We note that several of our recommendations go beyond MARS. Recommendations such as the more widespread use of prospective meta-analytic reviews in the organizational sciences, a detailed description of the treatment of non-published samples, the provision of supplemental materials on journal websites, the development of research registries, the estimation and reporting of the REVC and prediction intervals, and the requiring of comprehensive sensitivity analyses with appropriate methods are not necessarily part of MARS. However, these and other practices are used in other scientific disciplines and, if adopted, would improve the accuracy, transparency, and replicability of our meta-analytic reviews.

Table 1 also includes references to systematic reviews that provide examples for the implementation of our recommendations. The individual papers are intended as models only for the particular aspects of the review noted in the table. Just as with primary research, meta-analytic reviews may be outstanding in some places and deficient in others. We also note that not all examples provided in Table 1 fully conform to the specific recommendation for which they appear. Still, the examples provided in Table 1 come at least close to having implemented the particular recommendation for which they are referenced. Overall, the adoption of the recommended practices should provide a firmer foundation of cumulative knowledge upon which to build better theory and practice. The topics covered in this paper are those we consider to be of utmost immediate benefit to organizational researchers. However, we note that MARS and other guidelines for meta-analytic reviews (e.g., Borenstein et al. 2009; Cooper 1998; Cooper et al. 2009; Egger et al. 2001a; Higgins and Green 2009; Hunter and Schmidt 2004) include a variety of recommendations beyond the scope of this paper. Meta-analysts as well as editors and reviewers of meta-analytic reviews should consult these and other sources as well when writing or evaluating a meta-analytic review.
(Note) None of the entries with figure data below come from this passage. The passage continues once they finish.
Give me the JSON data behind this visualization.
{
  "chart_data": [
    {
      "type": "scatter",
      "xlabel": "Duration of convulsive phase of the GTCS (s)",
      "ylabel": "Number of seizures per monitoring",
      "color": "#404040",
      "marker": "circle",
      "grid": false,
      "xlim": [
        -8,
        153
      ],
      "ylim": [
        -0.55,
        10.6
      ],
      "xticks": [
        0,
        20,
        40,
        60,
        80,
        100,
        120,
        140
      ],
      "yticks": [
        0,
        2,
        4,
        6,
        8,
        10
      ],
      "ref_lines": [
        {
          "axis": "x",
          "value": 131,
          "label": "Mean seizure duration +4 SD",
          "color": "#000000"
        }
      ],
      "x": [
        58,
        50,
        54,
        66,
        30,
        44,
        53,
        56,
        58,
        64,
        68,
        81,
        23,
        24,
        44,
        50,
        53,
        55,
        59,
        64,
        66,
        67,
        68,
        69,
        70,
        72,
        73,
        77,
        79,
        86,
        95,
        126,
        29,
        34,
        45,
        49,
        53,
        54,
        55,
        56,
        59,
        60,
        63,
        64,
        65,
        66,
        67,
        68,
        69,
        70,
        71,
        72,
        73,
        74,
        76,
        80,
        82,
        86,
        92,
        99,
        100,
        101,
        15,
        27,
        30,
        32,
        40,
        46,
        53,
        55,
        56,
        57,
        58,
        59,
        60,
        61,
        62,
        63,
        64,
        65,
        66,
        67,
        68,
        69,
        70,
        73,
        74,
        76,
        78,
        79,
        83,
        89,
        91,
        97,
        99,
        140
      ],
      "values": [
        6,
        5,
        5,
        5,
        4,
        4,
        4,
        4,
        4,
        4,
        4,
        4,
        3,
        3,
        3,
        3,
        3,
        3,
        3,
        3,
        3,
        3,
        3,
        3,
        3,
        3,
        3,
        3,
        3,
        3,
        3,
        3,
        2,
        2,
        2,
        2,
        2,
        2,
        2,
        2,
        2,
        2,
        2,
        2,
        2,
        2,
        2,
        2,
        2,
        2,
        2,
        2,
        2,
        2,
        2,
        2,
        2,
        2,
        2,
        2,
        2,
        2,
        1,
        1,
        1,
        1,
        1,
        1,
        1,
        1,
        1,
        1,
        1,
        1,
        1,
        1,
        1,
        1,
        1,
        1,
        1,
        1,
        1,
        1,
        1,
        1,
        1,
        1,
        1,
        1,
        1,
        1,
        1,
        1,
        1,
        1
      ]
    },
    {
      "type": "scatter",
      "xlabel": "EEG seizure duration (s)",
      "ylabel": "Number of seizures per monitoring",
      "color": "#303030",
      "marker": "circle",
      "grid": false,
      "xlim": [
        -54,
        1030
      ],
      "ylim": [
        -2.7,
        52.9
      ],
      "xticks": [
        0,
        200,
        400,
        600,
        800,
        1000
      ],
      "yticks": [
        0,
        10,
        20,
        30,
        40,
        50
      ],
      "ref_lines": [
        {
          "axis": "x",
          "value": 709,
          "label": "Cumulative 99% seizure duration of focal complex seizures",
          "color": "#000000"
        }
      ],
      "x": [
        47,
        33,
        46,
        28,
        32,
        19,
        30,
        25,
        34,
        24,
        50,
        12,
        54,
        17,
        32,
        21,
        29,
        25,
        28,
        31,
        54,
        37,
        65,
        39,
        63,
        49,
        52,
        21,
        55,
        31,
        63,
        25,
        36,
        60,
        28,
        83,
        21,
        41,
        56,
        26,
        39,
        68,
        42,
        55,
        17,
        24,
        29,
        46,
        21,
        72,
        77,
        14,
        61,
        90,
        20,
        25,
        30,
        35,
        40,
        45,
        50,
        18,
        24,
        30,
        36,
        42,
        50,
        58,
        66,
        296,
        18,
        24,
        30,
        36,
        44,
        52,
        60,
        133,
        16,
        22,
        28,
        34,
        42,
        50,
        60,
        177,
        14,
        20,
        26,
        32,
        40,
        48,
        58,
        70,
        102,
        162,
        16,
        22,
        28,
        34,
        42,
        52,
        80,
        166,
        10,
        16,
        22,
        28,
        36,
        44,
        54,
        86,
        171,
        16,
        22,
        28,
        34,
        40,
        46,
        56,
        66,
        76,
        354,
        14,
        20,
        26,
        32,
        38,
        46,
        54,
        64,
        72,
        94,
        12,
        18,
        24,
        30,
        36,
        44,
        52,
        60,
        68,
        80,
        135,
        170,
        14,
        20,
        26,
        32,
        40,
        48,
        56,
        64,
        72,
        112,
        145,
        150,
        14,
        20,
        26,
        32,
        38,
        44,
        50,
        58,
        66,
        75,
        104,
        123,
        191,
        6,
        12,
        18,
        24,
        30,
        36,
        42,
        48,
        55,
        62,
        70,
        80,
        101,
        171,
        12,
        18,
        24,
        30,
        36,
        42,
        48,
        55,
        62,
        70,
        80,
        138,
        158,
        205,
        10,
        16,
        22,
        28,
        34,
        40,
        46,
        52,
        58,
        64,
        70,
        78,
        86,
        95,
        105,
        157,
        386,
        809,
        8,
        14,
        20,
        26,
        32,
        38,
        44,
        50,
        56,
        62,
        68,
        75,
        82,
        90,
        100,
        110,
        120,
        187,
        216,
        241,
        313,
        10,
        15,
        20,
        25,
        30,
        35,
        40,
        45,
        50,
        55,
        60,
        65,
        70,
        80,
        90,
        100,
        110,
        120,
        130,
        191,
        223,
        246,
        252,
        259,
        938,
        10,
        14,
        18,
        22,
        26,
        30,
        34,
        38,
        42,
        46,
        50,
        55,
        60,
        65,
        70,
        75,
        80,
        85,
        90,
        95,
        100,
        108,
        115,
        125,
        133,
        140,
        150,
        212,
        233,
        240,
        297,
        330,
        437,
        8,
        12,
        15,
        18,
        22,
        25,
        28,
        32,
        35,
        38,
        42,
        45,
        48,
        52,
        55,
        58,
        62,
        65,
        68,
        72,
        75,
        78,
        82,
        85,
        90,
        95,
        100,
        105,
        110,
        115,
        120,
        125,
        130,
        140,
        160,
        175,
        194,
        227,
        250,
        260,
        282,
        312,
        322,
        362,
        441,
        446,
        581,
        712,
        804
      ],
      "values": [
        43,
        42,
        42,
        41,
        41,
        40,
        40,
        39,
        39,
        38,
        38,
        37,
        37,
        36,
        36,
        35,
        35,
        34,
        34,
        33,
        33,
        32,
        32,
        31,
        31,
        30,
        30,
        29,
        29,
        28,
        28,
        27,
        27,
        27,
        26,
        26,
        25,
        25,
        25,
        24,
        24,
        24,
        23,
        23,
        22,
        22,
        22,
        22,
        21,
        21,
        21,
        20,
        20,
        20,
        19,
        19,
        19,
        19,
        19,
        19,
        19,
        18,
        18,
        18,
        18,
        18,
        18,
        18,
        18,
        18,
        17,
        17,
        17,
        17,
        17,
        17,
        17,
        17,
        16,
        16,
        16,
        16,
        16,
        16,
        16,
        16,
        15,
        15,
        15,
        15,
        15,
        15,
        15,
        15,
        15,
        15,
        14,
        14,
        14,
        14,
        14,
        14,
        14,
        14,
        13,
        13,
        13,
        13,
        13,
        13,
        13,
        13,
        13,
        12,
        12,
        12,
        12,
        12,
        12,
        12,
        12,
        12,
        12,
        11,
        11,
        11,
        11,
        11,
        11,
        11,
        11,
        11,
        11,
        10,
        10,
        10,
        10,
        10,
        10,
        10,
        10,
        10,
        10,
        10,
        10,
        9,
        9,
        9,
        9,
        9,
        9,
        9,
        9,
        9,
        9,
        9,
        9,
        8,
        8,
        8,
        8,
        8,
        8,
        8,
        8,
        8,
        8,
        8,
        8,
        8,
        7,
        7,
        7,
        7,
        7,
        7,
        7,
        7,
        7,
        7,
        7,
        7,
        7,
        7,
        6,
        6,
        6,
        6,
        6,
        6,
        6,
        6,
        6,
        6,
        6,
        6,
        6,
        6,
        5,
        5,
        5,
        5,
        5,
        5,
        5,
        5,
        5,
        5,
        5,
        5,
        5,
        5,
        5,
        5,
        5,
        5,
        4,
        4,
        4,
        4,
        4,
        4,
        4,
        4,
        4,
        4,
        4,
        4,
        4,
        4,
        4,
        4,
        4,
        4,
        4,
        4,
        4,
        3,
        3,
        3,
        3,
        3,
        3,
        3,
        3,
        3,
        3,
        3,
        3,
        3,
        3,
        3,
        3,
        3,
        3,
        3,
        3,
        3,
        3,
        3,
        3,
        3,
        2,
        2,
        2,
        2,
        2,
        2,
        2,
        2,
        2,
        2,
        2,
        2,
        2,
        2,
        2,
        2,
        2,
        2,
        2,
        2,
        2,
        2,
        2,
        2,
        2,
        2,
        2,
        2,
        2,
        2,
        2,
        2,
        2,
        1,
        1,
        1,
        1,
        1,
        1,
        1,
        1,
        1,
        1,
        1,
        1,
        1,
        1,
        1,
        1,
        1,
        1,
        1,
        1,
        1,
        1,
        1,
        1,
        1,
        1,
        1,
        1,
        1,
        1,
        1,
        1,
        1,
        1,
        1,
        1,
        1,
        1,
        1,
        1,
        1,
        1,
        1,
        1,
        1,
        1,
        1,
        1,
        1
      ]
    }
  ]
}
Best practice in meta-analysis and the systematic review continues to evolve. We described and integrated several practices, ideas, concepts, and techniques across scientific areas and statistical approaches to help organizational researchers keep abreast of current developments. We integrated two main approaches to systematic and meta-analytic reviews in order to improve the quality of such reviews as a whole. Better meta-analytic reviews will result in better inferences, and ultimately may provide the best opportunity to close the often lamented gap between research and practice (Le et al. 2007).